私はこれらが重要な記録であると信じている人々の一人で、まだ希望を失っていません。延期は、登録されないよりはいい。最終的な決断が肯定的なものになるよう、説明し、疑問点は質問しなければなりません。延期決定の時に示された「関係者間での対話」の意味を含め、私はまだ今回の決断が何を意味するのか、分からないでいます。

――前回は中国が申請した「南京大虐殺の記録」が登録され、日本政府が激しく反発して制度改革を訴えました。ユネスコは多国間で対立がある案件は話し合いを求めることにし、今回、それが適用された形になりました。「旧日本軍の慰安婦に関する資料」以外に、日米の民間団体などから旧日本軍が慰安婦を規律正しく扱ったなどとする資料も申請されたからです。日本政府の姿勢についてどう思いますか。

日本政府のことは分かりませんが、第2次世界大戦に関連する資料は開示する時が来ています。私は終戦の年に生まれました。それから70年以上がたち、関係者は多くが亡くなっています。私たちは違う世紀に生き、環境は大きく変わりました。それでもまだ私たちは戦争を終わりにする、と言えないのでしょうか。たとえば、スペイン政府は、1930年代の内戦とその後のフランコ独裁時代の記録をいまだに公開していません。

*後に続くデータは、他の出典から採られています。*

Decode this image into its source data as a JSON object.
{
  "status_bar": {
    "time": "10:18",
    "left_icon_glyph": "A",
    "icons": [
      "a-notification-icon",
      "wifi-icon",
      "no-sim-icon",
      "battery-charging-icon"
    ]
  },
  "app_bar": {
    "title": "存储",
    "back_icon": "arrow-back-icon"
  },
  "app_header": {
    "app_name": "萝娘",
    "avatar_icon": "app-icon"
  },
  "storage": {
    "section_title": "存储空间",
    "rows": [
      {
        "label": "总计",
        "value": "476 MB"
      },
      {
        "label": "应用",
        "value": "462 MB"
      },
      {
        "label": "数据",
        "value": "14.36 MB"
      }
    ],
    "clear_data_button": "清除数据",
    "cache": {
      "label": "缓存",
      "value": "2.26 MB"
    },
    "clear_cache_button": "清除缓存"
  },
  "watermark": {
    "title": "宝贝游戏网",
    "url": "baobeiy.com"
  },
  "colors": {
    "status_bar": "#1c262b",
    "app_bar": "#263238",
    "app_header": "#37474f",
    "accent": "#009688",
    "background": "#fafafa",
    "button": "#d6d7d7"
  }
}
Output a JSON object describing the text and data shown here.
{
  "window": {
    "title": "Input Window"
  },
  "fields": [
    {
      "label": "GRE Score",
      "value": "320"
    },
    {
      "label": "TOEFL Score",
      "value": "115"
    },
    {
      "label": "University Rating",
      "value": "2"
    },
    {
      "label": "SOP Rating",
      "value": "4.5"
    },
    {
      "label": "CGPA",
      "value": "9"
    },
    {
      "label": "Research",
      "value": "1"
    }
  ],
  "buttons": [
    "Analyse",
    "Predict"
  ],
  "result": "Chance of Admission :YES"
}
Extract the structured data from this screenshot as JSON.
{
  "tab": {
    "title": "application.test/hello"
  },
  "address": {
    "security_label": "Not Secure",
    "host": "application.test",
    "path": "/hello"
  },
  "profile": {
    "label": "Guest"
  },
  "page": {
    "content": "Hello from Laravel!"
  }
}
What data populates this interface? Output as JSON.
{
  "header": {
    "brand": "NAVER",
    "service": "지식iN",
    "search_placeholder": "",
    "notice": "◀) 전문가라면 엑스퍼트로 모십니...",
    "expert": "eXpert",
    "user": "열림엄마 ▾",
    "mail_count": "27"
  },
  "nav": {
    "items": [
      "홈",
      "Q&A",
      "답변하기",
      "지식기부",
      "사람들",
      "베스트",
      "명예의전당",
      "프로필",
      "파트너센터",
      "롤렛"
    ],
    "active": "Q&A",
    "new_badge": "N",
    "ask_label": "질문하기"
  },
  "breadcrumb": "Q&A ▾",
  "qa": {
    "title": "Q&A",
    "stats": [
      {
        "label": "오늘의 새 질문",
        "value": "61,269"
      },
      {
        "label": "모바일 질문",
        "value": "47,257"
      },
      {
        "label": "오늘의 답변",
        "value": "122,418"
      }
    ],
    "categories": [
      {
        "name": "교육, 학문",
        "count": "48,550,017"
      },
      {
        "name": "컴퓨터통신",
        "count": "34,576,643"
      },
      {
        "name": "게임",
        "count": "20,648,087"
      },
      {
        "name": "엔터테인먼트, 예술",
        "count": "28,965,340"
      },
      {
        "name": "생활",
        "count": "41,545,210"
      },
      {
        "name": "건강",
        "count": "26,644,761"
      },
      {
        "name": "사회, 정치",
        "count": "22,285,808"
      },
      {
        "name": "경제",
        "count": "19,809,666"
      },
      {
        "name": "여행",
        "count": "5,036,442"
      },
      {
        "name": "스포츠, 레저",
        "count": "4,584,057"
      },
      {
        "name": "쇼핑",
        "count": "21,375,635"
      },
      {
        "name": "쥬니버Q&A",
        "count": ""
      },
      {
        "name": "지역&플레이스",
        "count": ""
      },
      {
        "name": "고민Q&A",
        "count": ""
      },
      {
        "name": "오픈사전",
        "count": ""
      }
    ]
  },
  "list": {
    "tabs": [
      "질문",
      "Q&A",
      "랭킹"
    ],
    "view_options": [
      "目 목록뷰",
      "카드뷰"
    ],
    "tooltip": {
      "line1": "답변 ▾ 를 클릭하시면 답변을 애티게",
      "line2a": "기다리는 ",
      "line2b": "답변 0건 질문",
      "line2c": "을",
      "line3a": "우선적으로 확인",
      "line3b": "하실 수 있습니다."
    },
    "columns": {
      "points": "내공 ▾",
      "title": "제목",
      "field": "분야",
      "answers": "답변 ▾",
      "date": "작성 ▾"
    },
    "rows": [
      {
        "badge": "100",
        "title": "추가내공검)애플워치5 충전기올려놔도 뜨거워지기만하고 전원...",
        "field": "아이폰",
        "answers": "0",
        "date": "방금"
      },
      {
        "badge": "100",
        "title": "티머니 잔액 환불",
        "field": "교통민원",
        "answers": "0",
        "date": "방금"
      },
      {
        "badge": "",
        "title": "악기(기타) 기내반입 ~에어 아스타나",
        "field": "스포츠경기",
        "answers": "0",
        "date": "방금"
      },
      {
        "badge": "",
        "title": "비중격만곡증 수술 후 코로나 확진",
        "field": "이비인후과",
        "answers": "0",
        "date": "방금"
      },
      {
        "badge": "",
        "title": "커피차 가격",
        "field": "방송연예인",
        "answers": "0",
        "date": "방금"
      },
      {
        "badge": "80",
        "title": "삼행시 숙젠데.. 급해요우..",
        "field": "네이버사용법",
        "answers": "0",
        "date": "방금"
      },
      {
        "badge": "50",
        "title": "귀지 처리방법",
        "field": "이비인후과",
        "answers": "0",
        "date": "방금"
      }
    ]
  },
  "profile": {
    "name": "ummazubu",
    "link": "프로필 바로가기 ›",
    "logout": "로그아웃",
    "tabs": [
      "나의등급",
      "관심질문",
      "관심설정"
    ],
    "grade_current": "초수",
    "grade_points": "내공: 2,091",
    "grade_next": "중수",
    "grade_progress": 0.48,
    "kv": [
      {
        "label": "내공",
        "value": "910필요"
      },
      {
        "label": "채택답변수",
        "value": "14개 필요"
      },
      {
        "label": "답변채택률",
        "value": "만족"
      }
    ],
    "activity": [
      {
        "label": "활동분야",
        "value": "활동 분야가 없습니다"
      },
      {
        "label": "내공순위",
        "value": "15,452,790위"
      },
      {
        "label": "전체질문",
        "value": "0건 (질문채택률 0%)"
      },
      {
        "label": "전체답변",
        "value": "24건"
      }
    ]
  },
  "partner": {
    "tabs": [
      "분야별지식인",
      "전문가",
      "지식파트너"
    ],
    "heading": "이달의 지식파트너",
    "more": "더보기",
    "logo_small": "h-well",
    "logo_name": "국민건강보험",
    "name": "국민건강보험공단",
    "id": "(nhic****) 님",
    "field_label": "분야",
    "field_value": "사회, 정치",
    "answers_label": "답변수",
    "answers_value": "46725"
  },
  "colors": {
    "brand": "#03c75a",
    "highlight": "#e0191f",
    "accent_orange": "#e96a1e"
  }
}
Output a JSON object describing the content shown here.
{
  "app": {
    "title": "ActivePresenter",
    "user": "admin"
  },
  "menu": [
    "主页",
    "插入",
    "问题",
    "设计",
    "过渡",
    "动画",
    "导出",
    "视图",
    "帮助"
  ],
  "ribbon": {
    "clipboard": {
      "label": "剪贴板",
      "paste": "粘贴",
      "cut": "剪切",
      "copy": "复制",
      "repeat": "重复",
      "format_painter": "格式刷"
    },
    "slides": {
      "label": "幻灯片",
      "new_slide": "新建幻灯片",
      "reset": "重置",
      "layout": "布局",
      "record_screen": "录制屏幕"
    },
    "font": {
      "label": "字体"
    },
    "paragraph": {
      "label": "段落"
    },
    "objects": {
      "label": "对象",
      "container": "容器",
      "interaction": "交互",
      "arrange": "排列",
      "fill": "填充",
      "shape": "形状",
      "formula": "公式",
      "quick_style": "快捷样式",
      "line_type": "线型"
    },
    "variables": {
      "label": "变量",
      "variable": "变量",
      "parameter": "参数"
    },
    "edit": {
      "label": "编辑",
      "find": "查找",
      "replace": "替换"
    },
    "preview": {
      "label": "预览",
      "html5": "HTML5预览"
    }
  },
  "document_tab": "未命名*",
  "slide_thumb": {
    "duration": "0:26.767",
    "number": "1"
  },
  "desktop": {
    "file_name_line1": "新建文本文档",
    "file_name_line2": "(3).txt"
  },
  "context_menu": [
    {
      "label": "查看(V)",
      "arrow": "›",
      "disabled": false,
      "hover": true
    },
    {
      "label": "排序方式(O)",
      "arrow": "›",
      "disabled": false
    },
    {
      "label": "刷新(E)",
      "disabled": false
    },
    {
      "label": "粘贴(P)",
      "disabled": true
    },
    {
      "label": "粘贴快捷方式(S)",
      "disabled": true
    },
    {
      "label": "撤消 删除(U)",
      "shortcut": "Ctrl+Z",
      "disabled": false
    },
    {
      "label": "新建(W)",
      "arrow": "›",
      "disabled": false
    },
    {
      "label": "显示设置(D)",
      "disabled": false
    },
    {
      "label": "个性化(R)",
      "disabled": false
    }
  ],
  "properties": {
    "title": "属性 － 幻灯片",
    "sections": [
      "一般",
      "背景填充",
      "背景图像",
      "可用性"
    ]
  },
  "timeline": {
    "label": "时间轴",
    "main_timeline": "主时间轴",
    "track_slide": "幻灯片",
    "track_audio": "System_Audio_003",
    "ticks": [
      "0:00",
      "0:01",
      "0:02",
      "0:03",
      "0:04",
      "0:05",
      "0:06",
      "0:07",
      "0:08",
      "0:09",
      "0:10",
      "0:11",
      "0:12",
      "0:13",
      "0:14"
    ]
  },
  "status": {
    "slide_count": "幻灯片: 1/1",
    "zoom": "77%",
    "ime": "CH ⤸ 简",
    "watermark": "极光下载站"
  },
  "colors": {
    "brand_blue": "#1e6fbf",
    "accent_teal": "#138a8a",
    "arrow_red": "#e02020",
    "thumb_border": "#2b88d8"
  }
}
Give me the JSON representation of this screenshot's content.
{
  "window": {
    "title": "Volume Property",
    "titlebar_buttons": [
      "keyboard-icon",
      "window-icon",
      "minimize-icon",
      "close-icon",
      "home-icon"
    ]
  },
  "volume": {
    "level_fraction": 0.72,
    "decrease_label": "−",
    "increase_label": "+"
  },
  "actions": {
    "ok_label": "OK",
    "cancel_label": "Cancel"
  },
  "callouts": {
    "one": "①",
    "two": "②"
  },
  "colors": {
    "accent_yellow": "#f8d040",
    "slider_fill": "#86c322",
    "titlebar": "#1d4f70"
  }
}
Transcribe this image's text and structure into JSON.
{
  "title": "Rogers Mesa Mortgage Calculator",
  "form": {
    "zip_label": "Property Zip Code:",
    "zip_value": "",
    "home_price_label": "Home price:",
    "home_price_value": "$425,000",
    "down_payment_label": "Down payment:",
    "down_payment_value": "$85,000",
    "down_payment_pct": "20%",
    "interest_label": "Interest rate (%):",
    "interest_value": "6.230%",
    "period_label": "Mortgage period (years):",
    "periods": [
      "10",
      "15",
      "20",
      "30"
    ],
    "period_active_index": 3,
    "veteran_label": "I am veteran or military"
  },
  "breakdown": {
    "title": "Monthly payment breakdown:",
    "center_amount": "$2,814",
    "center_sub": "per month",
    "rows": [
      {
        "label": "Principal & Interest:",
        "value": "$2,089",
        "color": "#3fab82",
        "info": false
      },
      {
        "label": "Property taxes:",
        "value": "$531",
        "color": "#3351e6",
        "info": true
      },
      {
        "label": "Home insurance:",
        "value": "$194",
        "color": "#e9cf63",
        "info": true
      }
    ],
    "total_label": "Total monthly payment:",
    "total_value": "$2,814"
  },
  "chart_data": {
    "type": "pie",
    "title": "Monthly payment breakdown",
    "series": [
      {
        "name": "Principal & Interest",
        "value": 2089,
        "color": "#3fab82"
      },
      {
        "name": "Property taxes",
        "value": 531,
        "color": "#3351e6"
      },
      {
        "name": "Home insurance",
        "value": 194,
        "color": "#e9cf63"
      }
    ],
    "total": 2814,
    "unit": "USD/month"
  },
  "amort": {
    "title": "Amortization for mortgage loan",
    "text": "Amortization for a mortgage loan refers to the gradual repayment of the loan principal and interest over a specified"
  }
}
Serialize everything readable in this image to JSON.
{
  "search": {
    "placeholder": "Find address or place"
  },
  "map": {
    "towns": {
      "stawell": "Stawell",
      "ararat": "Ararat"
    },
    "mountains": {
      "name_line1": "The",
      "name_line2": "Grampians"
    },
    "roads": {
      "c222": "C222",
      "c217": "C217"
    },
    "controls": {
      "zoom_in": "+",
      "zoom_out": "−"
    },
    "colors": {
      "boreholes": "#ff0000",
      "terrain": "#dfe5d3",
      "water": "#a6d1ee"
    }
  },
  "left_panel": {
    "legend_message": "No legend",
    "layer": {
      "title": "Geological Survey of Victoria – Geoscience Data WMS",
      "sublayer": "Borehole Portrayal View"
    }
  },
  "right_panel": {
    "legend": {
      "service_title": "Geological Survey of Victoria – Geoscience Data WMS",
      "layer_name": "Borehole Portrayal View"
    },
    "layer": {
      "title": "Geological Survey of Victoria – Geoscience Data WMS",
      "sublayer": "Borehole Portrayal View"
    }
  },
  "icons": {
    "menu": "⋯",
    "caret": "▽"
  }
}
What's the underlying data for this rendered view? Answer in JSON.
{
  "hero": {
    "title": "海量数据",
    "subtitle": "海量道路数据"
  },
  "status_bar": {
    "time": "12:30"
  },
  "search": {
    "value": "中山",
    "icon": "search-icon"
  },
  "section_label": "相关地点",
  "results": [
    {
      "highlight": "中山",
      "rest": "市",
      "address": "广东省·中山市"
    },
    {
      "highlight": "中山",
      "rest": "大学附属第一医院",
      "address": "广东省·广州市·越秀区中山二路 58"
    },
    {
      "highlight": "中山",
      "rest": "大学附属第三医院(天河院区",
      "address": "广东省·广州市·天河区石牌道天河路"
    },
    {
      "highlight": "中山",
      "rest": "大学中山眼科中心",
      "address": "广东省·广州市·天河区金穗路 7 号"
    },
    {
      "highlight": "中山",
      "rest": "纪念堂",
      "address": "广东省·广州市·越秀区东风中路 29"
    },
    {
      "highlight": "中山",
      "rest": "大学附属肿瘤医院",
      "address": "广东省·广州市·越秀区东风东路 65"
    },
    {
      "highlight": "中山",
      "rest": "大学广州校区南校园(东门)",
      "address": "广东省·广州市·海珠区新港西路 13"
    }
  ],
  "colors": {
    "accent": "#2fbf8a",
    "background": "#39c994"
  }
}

よい例ではないかもしれませんが、もう一つ例をあげましょう。10月末、ケネディ暗殺にかんする文書が一部を除き公開されました。私が長官代理をしていたときに、25年後にそれらを公開する文書を議会が可決しました。私は当時判断に大変悩みましたが、公開を求める市民社会のプレッシャーは年々大きくなっていました。議員に「個人情報が入っている」という話をしましたが、その時言われたのが「全てを公開しない限り、陰謀論は続く」ということでした。

第2次世界大戦に何が起きたかについても、すべての推測を終えるべき時なのです。手に入るすべての資料を公開すべきです。南アフリカの真実委員会のコンサルタントをした時、私はメンバーの一人がこう話すのを聞きました。「歴史のページをめくって先に進みたかったら、まずそこに書かれていることを読まなくてはいけない」と。直視するのは容易なことではありません。しかし、そこに書かれたことは「すべて私たちの間で起きたことだ」と理解しないといけません。その作業をせずに、先に進むことはできないのです。